Sadde doesn't seem quite able to focus on homework at the moment. He's fidgeting, and sometimes stares off into space for long periods of time before James has to snap him out of it.
"I need to start carrying like a notepad or something with me to keep track of all the questions I want to ask," he comments lightly. "I don't particularly mind if you think of me as a boy more often than a girl or an enby, brain habits aren't horrible. And besides, I've kinda spent the past few months trying to be boy or enby more often than girl around you in hopes that my cute face might nudge you in the right direction."
"Hmm... Nnnnot exactly. When I was feeling particularly not-a-boy I went in costume. Except sometimes when I knew it wouldn't be too long, like just before the fundraiser, a few minutes as a boy when I'm not a boy doesn't hurt.

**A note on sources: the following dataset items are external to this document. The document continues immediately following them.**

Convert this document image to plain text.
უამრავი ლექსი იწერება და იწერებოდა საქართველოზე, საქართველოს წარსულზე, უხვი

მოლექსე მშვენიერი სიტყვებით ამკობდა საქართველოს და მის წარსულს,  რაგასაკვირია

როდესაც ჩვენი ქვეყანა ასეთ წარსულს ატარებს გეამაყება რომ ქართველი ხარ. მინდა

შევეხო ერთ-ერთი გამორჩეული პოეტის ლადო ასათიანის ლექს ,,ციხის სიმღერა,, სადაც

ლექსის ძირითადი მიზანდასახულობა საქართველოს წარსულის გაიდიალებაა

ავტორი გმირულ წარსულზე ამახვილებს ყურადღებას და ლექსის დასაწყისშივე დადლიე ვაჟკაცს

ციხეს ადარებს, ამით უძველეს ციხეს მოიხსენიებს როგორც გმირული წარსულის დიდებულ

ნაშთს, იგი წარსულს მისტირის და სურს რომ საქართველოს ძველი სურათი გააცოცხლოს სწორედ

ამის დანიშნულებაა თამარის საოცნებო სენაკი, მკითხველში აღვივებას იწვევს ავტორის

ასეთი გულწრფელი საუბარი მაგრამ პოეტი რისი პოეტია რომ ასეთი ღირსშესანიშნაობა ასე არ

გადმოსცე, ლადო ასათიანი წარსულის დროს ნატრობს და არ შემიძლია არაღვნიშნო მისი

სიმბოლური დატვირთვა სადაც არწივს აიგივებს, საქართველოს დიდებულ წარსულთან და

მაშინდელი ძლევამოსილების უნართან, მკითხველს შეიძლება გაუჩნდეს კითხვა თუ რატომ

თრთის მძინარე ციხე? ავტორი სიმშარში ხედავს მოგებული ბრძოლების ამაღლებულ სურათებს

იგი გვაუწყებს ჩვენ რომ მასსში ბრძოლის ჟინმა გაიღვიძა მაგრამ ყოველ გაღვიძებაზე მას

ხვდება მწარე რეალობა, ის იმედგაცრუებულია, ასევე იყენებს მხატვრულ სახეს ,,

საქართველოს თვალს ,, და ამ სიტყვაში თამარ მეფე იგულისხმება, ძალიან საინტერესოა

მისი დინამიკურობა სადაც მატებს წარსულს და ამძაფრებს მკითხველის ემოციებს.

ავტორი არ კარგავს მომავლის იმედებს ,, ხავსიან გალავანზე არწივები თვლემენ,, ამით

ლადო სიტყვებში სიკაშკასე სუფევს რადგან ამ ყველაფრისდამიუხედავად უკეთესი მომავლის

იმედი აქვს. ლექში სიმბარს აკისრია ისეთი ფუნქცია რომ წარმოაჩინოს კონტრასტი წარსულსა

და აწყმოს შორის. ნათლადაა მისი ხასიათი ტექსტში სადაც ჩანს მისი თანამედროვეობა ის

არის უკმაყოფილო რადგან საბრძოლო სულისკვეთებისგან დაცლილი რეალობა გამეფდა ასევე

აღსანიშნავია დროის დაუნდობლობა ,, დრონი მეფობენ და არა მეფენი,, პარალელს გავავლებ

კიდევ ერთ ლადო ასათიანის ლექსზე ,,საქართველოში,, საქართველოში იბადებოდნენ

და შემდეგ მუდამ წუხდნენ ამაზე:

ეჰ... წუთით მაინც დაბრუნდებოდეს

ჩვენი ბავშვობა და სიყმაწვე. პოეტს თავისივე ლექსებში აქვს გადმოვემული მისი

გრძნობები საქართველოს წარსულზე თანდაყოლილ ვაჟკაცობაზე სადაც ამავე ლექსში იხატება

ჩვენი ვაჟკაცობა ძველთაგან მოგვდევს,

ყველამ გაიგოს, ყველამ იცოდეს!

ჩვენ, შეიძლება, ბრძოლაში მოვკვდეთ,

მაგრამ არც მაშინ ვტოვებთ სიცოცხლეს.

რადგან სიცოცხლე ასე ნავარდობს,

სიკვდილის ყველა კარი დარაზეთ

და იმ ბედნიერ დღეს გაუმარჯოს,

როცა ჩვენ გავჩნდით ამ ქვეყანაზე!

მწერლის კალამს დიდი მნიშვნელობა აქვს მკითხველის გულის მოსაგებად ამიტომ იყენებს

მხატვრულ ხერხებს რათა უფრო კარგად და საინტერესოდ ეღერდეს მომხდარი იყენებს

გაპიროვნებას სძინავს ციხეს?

When I was feeling not-an-anything or boy, though, boy I was."
"Yeah, mostly to, you know, make it less glaringly obvious, and mostly at the start. I think I haven't been a girl when it was just you around in a while."
"Actually, once I noticed you were doing it I was surprised you were going to school as a boy. Although I suppose I don't know if it adds up at all, if having routine girl time when you weren't going to interact with me would compensate for routinely boy-ing around here."
"I mean, I had to pick a single gender to be at school. When I was at Winslow I was both but looked mostly like it was just makeup and such, but here it'd be pretty obvious that the genderfluid kid enrolling in Arcadia at the same time the nonbinary superhero appeared was in fact said superhero. And it's not really having routine girl time, it's not—it doesn't really add up. I just sometimes feel like a thing, sometimes like another thing, sometimes like nothing, sometimes like a mix, and like I said I was almost never a boy around you when I was feeling not-a-boy, but I am a boy at school sometimes when I'm feeling not-a-boy, and otherwise I would be a girl at school sometimes when I'm feeling not-a-girl. So, uh, what I'm saying is that the loss in wellbeing would be the same either way, so I chose the one that would have the best expected returns. If I hadn't been crushing on you I'd probably have tossed a coin or something." Pause. "Uh, maybe something that's not directly obvious is that being Glam is good no matter what I'm feeling like."
"Huh, I'd feel awkward about having a genderless costumed persona even though my costume's pretty ambiguous on its own."
"I can't claim to understand this particular part of myself, no matter how much I've poked at it. I guess it's partly because I don't really see Glam as genderless, just as this mess of gendery wendery ball of stuff? If someone used 'they' at me when I was very clearly a boy or a girl, I'd be perfectly fine with that, too."
"You know, it's what gender would be if you tied it around itself many times in five-dimensional non-Euclidean geometry."
He repositions himself so that it's like he's on a bed, resting his head on his crossed arms with his legs kicking in the air. "So, tell me about your—family? Mom? House stuff?"
"I'm an only child, it's me and Dad and Mom, we live in town, she teaches kindergarten. We... have a house? What about it?"
Not that he has much experience in having a healthy, happy family at all, really, but.
"Found his spare helmet in the closet when I was little. Mom drives me to school and I come here through there weekdays, but I usually go home or come in on weekends with Dad; he's got a route that he can teleport through directly where if his suit's flight is turned off the safe landing spots in certain directions are predictable and he can land us in the living room. They're nice people, they think I'm responsible so they're not on my back all the time like some people's parents, Dad's quiet and Mom's bubbly."